Personal information
- Full name: Nikola Ignjatijević
- Date of birth: 12 December 1983 (age 42)
- Place of birth: Požarevac, SFR Yugoslavia
- Height: 1.75 m (5 ft 9 in)
- Position: Left-back

Youth career
- Red Star Belgrade

Senior career*
- Years: Team / Apps / (Gls)
- 2002–2005: Jedinstvo Ub / 81 / (2)
- 2005–2006: Javor Ivanjica / 26 / (0)
- 2006–2007: Zemun / 23 / (1)
- 2007–2008: Napredak Kruševac / 8 / (0)
- 2008–2009: Javor Ivanjica / 40 / (1)
- 2009–2011: Red Star Belgrade / 28 / (2)
- 2011: → Politehnica Timișoara (loan) / 11 / (2)
- 2012–2014: Zorya Luhansk / 64 / (0)
- 2015: Radnički Niš / 5 / (0)
- 2015: OFK Beograd / 13 / (1)
- 2016: Shakhtyor Soligorsk / 22 / (0)
- 2017: Borac Čačak / 20 / (0)
- 2018–2019: Rad / 20 / (0)
- Total:  / 361 / (9)

Managerial career
- 2021–2022: Vršac (U19)
- 2023–2024: Javor Ivanjica (U19)
- 2024–: Mynai (assistant)

= Nikola Ignjatijević =

Serbian footballer

Nikola Ignjatijević (Serbian Cyrillic: Никола Игњатијевић; born 12 December 1983) is a Serbian former footballer who played as left back.

==Club career==

===Red Star Belgrade===
Nikola signed with his former youth club in 2009. On 16 July 2009 he made his European dream debut against NK Rudar Velenje. Red Star won 1-0 .On 15 August 2009 he made his SuperLiga debut for Red Star against FK Jagodina at Stadion FK Jagodina in 3-0 won. He assisted Slavko Perović on 12 December 2009, even on his birthday, in 5-2 won against FK Spartak Subotica. He scored his first goal for Red Star in 1–0 win against FK Jagodina on 27 February 2010. Ignjatijević scored again for Red Star next week against FK Rad in 2–1 away won. He scored the winning goal like last week.

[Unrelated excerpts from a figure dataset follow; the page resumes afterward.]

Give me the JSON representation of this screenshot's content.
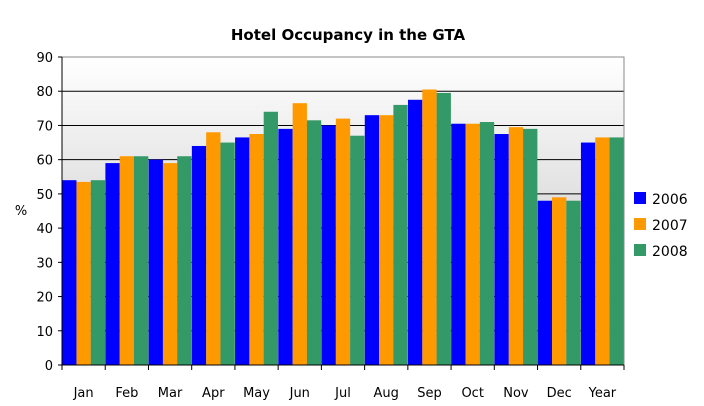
{
  "chart_data": {
    "type": "bar",
    "title": "Hotel Occupancy in the GTA",
    "ylabel": "%",
    "xlabel": "",
    "ylim": [
      0,
      90
    ],
    "yticks": [
      0,
      10,
      20,
      30,
      40,
      50,
      60,
      70,
      80,
      90
    ],
    "grid": true,
    "legend_position": "right",
    "categories": [
      "Jan",
      "Feb",
      "Mar",
      "Apr",
      "May",
      "Jun",
      "Jul",
      "Aug",
      "Sep",
      "Oct",
      "Nov",
      "Dec",
      "Year"
    ],
    "series": [
      {
        "name": "2006",
        "color": "#0000ff",
        "values": [
          54,
          59,
          60,
          64,
          66.5,
          69,
          70,
          73,
          77.5,
          70.5,
          67.5,
          48,
          65
        ]
      },
      {
        "name": "2007",
        "color": "#ff9900",
        "values": [
          53.5,
          61,
          59,
          68,
          67.5,
          76.5,
          72,
          73,
          80.5,
          70.5,
          69.5,
          49,
          66.5
        ]
      },
      {
        "name": "2008",
        "color": "#339966",
        "values": [
          54,
          61,
          61,
          65,
          74,
          71.5,
          67,
          76,
          79.5,
          71,
          69,
          48,
          66.5
        ]
      }
    ]
  }
}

====Loan to Politehnica Timișoara====
On 17 January 2011 Ignjatijević was loaned out at Romanian giants FC Politehnica Timișoara. He signed a contract until the summer with option to buy him from Red Star at end of the season. He was presented on press conference along his new-teammates Sergei Lepmets, Sorin Ghionea and Andrei Zăgrean and he said: "I came to a very ambitious club, very well organized, eager for success and in next 6 months we expect victories to win Liga 1". On 16 June 2011 his contract expired and he returned to Red Star Belgrade after making a good impression in Liga 1.

===Zorya===
In 2012, Red Star was in the process of rebuilding the entire team and Ignjatijević transferred to Zorya Luhansk. He immediately made an impact in the team, consistently having a spot in Zorya's starting XI.